To overlook the violence and oppression and simply say, ‘well, just opt out’ isn’t really feasible. The liberation movements of the 1960s attempted to use the state archetypes, claim them, and mobilise them for freedom and liberation. Foucault may not have been happy about it, but it no doubt benefitted his life. And let’s be clear, as a person of a certain age, I remember the terrible discrimination of the 80s. What sticks in my mind in particular, is the way the HIV/AIDS debate was framed, and the lack of research into the disease itself. It was a holocaust that ran through the gay community, and it is hard for me not to think of this when drug companies fire up and make a vaccine for Covid19 in under a year (although of course, this does not reflect the long lead time of R&D that preceded it).
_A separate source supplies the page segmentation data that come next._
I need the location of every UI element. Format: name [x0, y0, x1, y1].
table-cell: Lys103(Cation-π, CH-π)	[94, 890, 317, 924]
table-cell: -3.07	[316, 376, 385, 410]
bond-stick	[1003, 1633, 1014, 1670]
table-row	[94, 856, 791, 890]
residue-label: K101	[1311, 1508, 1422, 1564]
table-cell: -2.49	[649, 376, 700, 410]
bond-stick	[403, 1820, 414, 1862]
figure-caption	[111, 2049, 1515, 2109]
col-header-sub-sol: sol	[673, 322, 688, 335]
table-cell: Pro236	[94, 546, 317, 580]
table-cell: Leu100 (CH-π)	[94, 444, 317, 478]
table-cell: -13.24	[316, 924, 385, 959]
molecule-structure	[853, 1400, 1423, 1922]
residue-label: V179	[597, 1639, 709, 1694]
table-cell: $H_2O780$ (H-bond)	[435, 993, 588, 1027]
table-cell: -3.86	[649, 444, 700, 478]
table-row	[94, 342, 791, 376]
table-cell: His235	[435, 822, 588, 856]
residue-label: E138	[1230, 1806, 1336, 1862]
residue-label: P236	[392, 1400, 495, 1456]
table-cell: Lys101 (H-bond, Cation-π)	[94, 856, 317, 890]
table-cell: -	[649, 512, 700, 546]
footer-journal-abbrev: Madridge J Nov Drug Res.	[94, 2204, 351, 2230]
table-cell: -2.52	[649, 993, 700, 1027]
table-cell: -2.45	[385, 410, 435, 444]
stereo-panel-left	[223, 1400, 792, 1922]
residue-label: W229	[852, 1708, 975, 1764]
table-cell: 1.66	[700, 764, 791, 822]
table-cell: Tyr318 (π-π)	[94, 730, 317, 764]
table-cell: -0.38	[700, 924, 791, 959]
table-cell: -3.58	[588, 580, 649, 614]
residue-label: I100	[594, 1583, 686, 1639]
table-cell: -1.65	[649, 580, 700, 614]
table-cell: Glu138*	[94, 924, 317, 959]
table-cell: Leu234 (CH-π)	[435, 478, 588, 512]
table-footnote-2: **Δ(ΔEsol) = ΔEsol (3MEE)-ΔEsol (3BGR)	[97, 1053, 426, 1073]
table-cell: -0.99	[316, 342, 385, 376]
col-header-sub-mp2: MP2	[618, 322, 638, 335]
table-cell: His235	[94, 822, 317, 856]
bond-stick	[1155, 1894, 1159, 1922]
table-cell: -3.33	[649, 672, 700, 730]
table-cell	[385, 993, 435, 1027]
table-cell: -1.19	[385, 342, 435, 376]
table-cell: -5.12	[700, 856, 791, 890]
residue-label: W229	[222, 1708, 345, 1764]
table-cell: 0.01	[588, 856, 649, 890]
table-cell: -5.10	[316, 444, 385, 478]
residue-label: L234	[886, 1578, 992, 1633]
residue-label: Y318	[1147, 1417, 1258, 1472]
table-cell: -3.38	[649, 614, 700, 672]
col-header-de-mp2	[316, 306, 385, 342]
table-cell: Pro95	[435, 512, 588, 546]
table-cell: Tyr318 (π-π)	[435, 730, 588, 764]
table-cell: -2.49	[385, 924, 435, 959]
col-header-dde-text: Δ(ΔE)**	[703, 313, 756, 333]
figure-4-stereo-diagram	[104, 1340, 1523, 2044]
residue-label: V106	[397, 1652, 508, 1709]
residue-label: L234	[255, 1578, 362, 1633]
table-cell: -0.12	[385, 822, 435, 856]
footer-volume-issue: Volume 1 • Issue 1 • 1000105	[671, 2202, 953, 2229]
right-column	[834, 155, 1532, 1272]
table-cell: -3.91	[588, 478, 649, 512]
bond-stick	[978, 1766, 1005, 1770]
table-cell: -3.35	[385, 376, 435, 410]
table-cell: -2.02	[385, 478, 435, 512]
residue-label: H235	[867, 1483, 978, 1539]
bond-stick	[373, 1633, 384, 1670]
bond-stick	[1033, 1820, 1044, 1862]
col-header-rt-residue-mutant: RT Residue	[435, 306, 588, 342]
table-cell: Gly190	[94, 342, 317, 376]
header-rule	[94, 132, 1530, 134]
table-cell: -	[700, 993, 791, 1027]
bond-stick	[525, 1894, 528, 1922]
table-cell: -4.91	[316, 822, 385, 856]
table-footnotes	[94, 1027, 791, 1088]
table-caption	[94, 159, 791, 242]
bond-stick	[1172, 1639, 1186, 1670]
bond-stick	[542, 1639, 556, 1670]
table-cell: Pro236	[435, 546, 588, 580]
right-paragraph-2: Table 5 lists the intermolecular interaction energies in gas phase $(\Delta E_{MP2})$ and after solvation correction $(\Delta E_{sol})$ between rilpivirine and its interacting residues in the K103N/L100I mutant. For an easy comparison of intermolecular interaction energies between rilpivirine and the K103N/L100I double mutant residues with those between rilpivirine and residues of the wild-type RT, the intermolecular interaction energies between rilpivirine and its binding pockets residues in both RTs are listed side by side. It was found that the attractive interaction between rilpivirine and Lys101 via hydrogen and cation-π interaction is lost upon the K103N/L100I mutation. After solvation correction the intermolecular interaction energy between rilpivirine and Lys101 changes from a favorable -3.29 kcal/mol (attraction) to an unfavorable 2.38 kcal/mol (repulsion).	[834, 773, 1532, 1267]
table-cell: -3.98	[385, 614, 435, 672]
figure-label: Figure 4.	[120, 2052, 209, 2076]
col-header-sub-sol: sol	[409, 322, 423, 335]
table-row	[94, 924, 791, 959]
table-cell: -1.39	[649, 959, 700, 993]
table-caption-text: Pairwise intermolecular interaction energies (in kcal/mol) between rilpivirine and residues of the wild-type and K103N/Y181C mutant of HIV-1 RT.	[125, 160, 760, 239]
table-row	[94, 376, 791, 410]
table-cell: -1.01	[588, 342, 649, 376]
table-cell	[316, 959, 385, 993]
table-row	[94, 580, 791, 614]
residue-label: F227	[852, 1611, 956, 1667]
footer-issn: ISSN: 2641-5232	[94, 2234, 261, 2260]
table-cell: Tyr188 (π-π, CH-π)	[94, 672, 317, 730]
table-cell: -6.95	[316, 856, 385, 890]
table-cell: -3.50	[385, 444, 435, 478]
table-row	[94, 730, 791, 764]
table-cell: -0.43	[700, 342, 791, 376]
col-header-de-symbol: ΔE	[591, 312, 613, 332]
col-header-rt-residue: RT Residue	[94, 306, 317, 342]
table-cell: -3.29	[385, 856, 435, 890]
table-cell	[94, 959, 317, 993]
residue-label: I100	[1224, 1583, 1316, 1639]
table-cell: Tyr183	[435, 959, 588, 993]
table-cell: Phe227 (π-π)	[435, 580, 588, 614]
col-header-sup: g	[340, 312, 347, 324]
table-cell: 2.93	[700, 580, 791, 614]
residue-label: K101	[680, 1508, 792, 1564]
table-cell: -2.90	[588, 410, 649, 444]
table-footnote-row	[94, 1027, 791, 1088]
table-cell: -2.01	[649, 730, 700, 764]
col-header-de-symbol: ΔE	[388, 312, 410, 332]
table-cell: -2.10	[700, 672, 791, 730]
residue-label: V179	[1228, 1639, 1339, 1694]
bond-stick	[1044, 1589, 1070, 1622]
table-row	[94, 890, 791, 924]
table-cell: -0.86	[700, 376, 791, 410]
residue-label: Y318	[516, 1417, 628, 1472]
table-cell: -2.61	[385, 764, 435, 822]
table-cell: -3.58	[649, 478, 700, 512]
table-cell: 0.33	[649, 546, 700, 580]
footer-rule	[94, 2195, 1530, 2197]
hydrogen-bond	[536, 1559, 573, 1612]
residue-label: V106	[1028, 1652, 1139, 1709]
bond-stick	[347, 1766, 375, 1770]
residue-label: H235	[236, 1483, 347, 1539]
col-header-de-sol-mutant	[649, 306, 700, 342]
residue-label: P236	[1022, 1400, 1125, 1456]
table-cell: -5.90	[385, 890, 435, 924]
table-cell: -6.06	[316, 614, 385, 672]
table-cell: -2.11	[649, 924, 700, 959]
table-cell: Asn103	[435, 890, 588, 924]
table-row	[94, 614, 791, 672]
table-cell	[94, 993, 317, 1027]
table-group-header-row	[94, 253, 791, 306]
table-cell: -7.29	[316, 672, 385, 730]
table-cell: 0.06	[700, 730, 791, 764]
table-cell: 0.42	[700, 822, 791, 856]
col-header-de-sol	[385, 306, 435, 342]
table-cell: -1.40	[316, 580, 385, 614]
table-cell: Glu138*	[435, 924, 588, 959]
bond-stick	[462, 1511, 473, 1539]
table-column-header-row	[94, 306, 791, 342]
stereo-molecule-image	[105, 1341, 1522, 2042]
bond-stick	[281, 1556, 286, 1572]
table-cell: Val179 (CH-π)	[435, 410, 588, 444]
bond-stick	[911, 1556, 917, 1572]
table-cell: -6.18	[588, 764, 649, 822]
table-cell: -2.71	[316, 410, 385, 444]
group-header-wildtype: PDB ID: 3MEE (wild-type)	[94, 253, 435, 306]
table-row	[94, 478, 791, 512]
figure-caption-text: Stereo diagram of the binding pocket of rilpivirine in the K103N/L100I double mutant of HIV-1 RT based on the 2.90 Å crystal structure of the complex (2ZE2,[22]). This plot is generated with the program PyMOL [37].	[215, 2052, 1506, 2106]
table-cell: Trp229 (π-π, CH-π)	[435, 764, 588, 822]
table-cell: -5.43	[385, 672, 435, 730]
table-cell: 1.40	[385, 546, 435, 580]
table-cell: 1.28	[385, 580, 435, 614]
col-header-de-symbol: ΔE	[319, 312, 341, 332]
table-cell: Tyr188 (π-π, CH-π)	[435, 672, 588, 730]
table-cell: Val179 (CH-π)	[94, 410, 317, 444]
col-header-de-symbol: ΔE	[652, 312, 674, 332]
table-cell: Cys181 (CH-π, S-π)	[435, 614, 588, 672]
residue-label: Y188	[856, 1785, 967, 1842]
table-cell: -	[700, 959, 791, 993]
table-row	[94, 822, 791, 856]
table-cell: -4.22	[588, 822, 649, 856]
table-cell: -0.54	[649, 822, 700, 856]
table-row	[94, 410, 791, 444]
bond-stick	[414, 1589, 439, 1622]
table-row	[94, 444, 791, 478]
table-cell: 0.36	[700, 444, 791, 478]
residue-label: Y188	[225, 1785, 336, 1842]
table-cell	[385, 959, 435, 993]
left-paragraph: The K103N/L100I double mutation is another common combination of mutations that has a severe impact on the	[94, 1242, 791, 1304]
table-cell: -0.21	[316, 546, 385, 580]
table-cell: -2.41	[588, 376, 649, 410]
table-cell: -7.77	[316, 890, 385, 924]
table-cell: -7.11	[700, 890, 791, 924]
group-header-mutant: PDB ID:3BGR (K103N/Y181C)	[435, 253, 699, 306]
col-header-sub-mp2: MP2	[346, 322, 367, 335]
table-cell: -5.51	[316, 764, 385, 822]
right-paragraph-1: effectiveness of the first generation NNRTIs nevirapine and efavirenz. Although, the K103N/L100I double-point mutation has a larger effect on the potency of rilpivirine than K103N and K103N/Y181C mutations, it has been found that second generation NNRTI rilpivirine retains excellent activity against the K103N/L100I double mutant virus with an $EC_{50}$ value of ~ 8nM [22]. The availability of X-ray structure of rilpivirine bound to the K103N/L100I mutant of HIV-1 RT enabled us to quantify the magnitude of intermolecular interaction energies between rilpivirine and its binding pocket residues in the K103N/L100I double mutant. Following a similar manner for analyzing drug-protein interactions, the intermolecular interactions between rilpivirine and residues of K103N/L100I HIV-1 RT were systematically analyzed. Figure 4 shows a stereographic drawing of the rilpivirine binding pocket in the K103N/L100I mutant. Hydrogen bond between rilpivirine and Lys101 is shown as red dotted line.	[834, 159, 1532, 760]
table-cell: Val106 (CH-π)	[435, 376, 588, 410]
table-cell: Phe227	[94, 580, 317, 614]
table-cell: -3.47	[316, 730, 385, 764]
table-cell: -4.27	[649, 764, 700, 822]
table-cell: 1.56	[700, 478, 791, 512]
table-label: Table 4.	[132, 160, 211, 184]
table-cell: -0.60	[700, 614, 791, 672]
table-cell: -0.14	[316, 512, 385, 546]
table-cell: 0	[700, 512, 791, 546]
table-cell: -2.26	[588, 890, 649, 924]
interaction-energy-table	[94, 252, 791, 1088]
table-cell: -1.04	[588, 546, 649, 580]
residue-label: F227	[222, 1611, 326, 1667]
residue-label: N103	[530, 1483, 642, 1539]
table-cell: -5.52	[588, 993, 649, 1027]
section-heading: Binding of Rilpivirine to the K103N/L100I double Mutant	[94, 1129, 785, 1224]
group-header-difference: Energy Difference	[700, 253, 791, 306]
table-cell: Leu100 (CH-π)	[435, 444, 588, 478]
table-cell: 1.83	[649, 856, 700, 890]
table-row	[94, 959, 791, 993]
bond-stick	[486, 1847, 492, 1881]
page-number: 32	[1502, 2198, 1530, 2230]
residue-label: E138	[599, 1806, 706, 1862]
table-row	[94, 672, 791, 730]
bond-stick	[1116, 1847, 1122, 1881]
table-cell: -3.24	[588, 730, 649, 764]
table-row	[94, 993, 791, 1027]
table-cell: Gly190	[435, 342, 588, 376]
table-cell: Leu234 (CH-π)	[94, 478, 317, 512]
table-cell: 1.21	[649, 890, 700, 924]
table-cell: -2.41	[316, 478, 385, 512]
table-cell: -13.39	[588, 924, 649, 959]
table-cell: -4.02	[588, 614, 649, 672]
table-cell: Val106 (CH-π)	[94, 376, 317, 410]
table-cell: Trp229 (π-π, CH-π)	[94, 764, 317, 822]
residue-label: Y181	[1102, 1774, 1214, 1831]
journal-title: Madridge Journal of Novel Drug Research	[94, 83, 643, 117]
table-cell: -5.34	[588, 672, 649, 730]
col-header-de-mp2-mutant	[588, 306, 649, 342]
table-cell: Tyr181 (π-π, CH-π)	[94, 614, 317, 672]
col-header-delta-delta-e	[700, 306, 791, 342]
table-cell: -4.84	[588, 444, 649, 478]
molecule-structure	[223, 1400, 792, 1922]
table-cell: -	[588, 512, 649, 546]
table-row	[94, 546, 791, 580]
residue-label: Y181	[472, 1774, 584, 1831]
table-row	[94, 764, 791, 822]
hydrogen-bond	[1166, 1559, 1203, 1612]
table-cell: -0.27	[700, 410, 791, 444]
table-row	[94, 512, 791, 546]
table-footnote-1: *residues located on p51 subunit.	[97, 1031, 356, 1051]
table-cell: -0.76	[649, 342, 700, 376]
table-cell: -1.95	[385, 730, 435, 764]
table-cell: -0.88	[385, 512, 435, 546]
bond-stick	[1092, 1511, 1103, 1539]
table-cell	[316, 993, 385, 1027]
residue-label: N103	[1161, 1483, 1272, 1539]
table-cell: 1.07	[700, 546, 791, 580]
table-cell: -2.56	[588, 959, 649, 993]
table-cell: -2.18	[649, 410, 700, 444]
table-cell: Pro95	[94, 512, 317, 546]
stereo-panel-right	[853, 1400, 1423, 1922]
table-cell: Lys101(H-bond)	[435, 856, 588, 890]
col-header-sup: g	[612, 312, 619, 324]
The second thing I might add refers to the statement above, about how some theorists decided to move the idea of identity based in physical reality (‘I am same sex attracted’) into the non-physical realm (‘performative gender identity’). This is criticised by newer theorists who are concerned about transhumanism, the idea that we are now in an age of distancing ourselves from nature and embedding our identities online, rather than in physical reality.

This is a fascinating idea, and one that resonates strongly with ideas of human exceptionalism, the idea that we can make ourselves anything we want to be, we can ‘produce’ ourselves, we can purchase new identities un-tethered from physical reality. For the critics of transhumanism, this is evidence of a growing dismissal and disrespect for the ‘natural’ or physical world. That is, those that remain bound by physical biology (other organisms like non human mammals for instance) are lesser to humans. It’s a new version of the old Christian ideas of human superiority over the natural world, valued for its use value to humans alone.